Searching through contemporary copies of the Sydney Morning Herald shows that the word trail was never used at the time of the successful campaign. The same pages disclosed only two examples of Kokoda track (note track, not Track), but many instances of the use of the word track unaccompanied by Kokoda:
- To-night our troops were through Kokoda and on their way to Oivi, along a well-defined track
- 4 Nov 1942
- Twenty miles further along the track to Buna
- 4 Nov 1942
- Ten track miles from Kokoda
- 5 Nov 1942
- Oivi is nine miles along the track from Kokoda to Buna.
- 6 Nov 1942
- The Australians, pushing the Japanese back along the Wairopi track
- 17 Nov 1942
Then the first mentions of the Kokoda Track appear, though not yet with proper noun status:
- The enemy in New Guinea is dropping back steadily before Australians advancing along the Kokoda track
- 18 Nov 1942
- Bottom right: Engineers build a bridge along the Kokoda track to Buna.
- 24 Nov 1942(Photograph Caption)
An interesting half-page account sub-titled Fighting Through the Owen Stanley Range appeared in the 30 January 1943 edition of the Sydney-based broadsheet. Claimed to be "taken from the notes of a soldier", the article mentions the word track on at least thirteen occasions, and the plural, tracks, twice. The word trail does not appear in that article, as it does not in any other.

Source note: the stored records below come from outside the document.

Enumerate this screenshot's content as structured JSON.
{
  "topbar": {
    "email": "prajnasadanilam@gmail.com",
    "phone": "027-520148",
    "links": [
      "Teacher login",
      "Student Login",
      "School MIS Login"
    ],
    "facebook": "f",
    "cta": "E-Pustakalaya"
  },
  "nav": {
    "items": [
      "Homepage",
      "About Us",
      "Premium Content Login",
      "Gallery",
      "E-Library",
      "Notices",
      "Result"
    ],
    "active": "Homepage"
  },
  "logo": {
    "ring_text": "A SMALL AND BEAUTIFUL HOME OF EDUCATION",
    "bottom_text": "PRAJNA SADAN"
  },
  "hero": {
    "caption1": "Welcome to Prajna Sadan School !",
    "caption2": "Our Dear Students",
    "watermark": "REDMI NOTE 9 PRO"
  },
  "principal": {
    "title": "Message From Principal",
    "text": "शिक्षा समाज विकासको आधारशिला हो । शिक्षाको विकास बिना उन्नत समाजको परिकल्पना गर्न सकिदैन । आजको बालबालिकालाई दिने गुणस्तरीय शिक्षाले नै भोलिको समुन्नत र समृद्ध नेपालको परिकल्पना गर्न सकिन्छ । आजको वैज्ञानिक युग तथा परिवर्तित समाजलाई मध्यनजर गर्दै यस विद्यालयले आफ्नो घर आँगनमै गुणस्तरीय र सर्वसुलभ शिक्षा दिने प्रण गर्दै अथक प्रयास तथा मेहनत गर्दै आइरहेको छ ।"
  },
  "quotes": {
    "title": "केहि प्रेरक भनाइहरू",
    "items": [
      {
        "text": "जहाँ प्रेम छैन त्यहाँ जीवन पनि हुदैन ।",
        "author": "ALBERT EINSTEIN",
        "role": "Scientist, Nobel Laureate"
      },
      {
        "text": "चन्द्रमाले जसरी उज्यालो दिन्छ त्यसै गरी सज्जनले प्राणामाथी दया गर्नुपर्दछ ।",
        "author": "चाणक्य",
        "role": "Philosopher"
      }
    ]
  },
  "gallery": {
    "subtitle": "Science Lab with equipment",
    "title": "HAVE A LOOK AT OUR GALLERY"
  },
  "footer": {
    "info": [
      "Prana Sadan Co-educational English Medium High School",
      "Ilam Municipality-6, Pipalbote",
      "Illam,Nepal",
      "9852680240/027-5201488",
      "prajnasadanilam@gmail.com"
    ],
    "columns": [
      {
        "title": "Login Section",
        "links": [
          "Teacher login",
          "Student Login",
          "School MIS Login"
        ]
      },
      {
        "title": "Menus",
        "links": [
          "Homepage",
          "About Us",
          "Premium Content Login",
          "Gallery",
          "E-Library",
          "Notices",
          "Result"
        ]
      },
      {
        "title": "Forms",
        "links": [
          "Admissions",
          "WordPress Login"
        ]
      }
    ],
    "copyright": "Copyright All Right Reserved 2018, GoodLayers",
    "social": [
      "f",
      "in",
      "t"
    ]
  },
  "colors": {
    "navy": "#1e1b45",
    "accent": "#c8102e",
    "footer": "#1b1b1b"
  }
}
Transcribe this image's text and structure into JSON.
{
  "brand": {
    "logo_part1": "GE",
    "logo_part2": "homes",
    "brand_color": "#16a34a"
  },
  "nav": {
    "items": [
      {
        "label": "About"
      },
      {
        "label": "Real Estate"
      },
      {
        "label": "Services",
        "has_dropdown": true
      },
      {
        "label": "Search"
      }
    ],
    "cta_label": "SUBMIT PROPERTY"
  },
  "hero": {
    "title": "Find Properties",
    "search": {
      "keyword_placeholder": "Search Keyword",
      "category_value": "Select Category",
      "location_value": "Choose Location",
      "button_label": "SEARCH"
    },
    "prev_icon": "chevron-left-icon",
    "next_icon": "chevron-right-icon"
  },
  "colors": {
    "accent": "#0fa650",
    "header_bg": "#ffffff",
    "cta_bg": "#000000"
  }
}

Many, myself included, just assumed that the war propaganda machine of the United States later used a term common to them in a phrase to record and commemorate the Australian victory - not considering the idiom of their triumphant ally, the Australians. (Incidentally, commander of the Allied Land Forces, General Douglas McArthur, held the Australians' fighting ability in very low respect. When the 21st Brigade was reviewed by Australia's Commander-in-Chief at Koitaki shortly after the re-occupation of Kokoda, Blamey, on McArthur's insistence, accused the heroes of having "run like rabbits".)